In focal epilepsy, if satisfactory seizure control cannot be achieved by antiepileptic drugs, consider an evaluation for epilepsy surgery. This treatment is especially indicated if alesion with concordant clinical features has been detected on magnetic resonance imaging, but should be considered in patients with a focal onset epilepsy and ongoing seizures despite
optimal doses of two to three antiepileptic drugs (as
monotherapy or in combination).

How often should people with epilepsy be

reviewed?
Current NICE guidelines recommend that all people with
epilepsy should have a yearly structured review. In adults, this review may be undertaken by a general practitioner or specialist, depending on how well the epilepsy is controlled and the presence of specific lifestyle issues, such as consideration of pregnancy, driving regulations, or drug cessation (box 2).

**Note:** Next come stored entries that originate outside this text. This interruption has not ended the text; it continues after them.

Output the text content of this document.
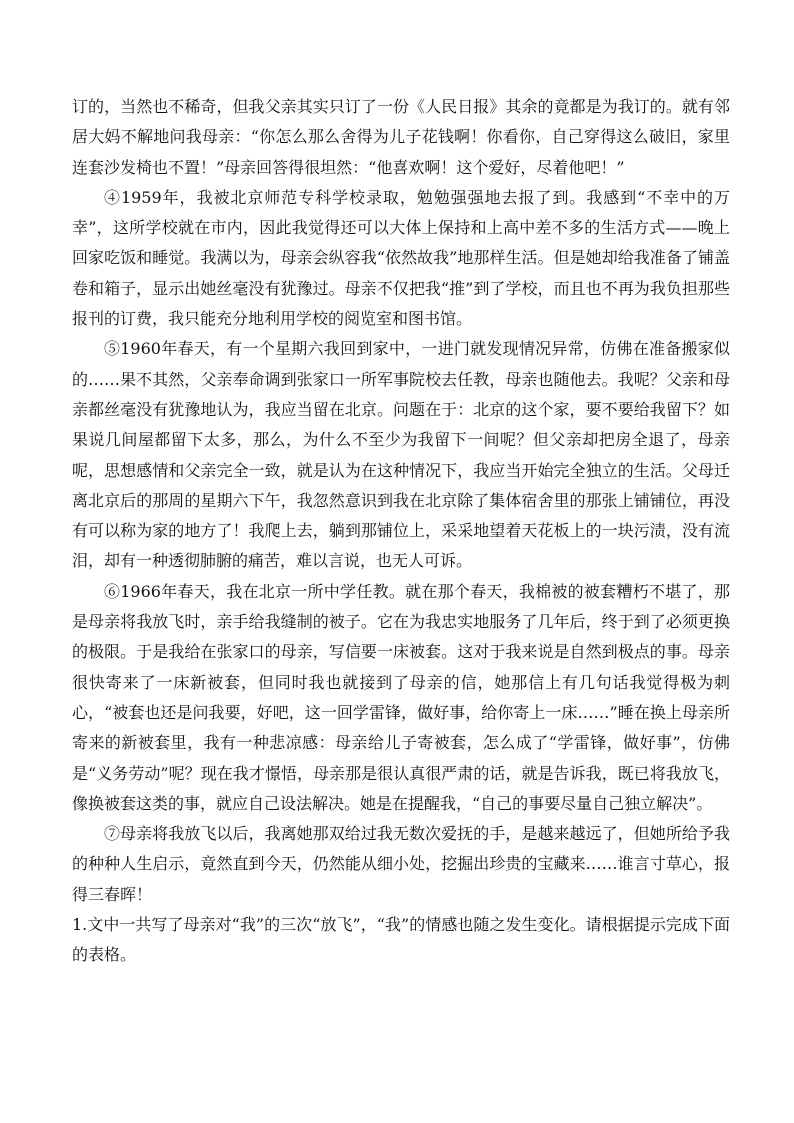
订的，当然也不稀奇，但我父亲其实只订了一份《人民日报》其余的竟都是为我订的。就有邻居大妈不解地问我母亲：“你怎么那么舍得为儿子花钱啊！你看你，自己穿得这么破旧，家里连套沙发椅也不置！”母亲回答得很坦然：“他喜欢啊！这个爱好，尽着他吧！”

④1959年，我被北京师范专科学校录取，勉勉强强地去报了到。我感到“不幸中的万幸”，这所学校就在市内，因此我觉得还可以大体上保持和上高中差不多的生活方式——晚上回家吃饭和睡觉。我满以为，母亲会纵容我“依然故我”地那样生活。但是她却给我准备了铺盖卷和箱子，显示出她丝毫没有犹豫过。母亲不仅把我“推”到了学校，而且也不再为我负担那些报刊的订费，我只能充分地利用学校的阅览室和图书馆。

⑤1960年春天，有一个星期六我回到家中，一进门就发现情况异常，仿佛在准备搬家似的……果不其然，父亲奉命调到张家口一所军事院校去任教，母亲也随他去。我呢？父亲和母亲都丝毫没有犹豫地认为，我应当留在北京。问题在于：北京的这个家，要不要给我留下？如果说几间屋都留下太多，那么，为什么不至少为我留下一间呢？但父亲却把房全退了，母亲呢，思想感情和父亲完全一致，就是认为在这种情况下，我应当开始完全独立的生活。父母迁离北京后的那周的星期六下午，我忽然意识到我在北京除了集体宿舍里的那张上铺铺位，再没有可以称为家的地方了！我爬上去，躺到那铺位上，采采地望着天花板上的一块污渍，没有流泪，却有一种透彻肺腑的痛苦，难以言说，也无人可诉。

⑥1966年春天，我在北京一所中学任教。就在那个春天，我棉被的被套糟朽不堪了，那是母亲将我放飞时，亲手给我缝制的被子。它在为我忠实地服务了几年后，终于到了必须更换的极限。于是我给在张家口的母亲，写信要一床被套。这对于我来说是自然到极点的事。母亲很快寄来了一床新被套，但同时我也就接到了母亲的信，她那信上有几句话我觉得极为刺心，“被套也还是问我要，好吧，这一回学雷锋，做好事，给你寄上一床……”睡在换上母亲所寄来的新被套里，我有一种悲凉感：母亲给儿子寄被套，怎么成了“学雷锋，做好事”，仿佛是“义务劳动”呢？现在我才憬悟，母亲那是很认真很严肃的话，就是告诉我，既已将我放飞，像换被套这类的事，就应自己设法解决。她是在提醒我，“自己的事要尽量自己独立解决”。

⑦母亲将我放飞以后，我离她那双给过我无数次爱抚的手，是越来越远了，但她所给予我的种种人生启示，竟然直到今天，仍然能从细小处，挖掘出珍贵的宝藏来……谁言寸草心，报得三春晖！

1.文中一共写了母亲对“我”的三次“放飞”，“我”的情感也随之发生变化。请根据提示完成下面的表格。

At this review, people should have access to written and visual information, counselling services, timely and appropriate investigations, and tertiary services (box 1). In particular, if seizures are not controlled or diagnosis is uncertain, patients should be referred to tertiary services for further assessment.

What should an epilepsy review include?

Pharmacological aspects
At the annual epilepsy review, the person’s treatment should be discussed. This discussion will include an evaluation of the effectiveness of the prescribed drugs and presence of adverse effects. Common side effects to almost all drugs include
drowsiness, dizziness, and lethargy; these effects, in addition to specific side effects for each drug, should be actively sought.
The effect of comorbidities and use of cotreatments should be reviewed, such as the oral contraceptive pill or anticoagulants. Routine monitoring of antiepileptic drugs is not indicated because it is unlikely to alter drug management in isolation.

Non-pharmacological aspects

The implications and consequences of chronic epilepsy should be considered, which often are more devastating than the seizures themselves. Patients should be given general safety advice about cooking with a microwave oven,safe bathing, and recreational activities. The driving regulations should be discussed if appropriate, and patients should be reminded that a one year period of seizure freedom is required before being
eligible to drive. Issues regarding epilepsy, antiepileptic drugs,contraception, and pregnancy should be considered in women of childbearing age and further advice sought from a specialist if relevant.

A discussion of reasonable expectations and

limitations with regard to the prognosis and the prospects for independent living, leisure and social life, and employment is also important. For patients and their families, the support of an epilepsy specialist nurse
and of voluntary organisations, such as the Epilepsy Society, are invaluable.

Box 2: Triggers for referral to secondary care

All patients with a suspected epileptic seizure
All patients who continue to have epileptic seizures (that is, active epilepsy)
Patients who have possible side effects, both acute and chronic, from drug treatment Patients with stable epilepsy but a change of circumstances, such as pregnancy Consideration of treatment withdrawal
Patients needing additional specialist information, such as preconception counselling.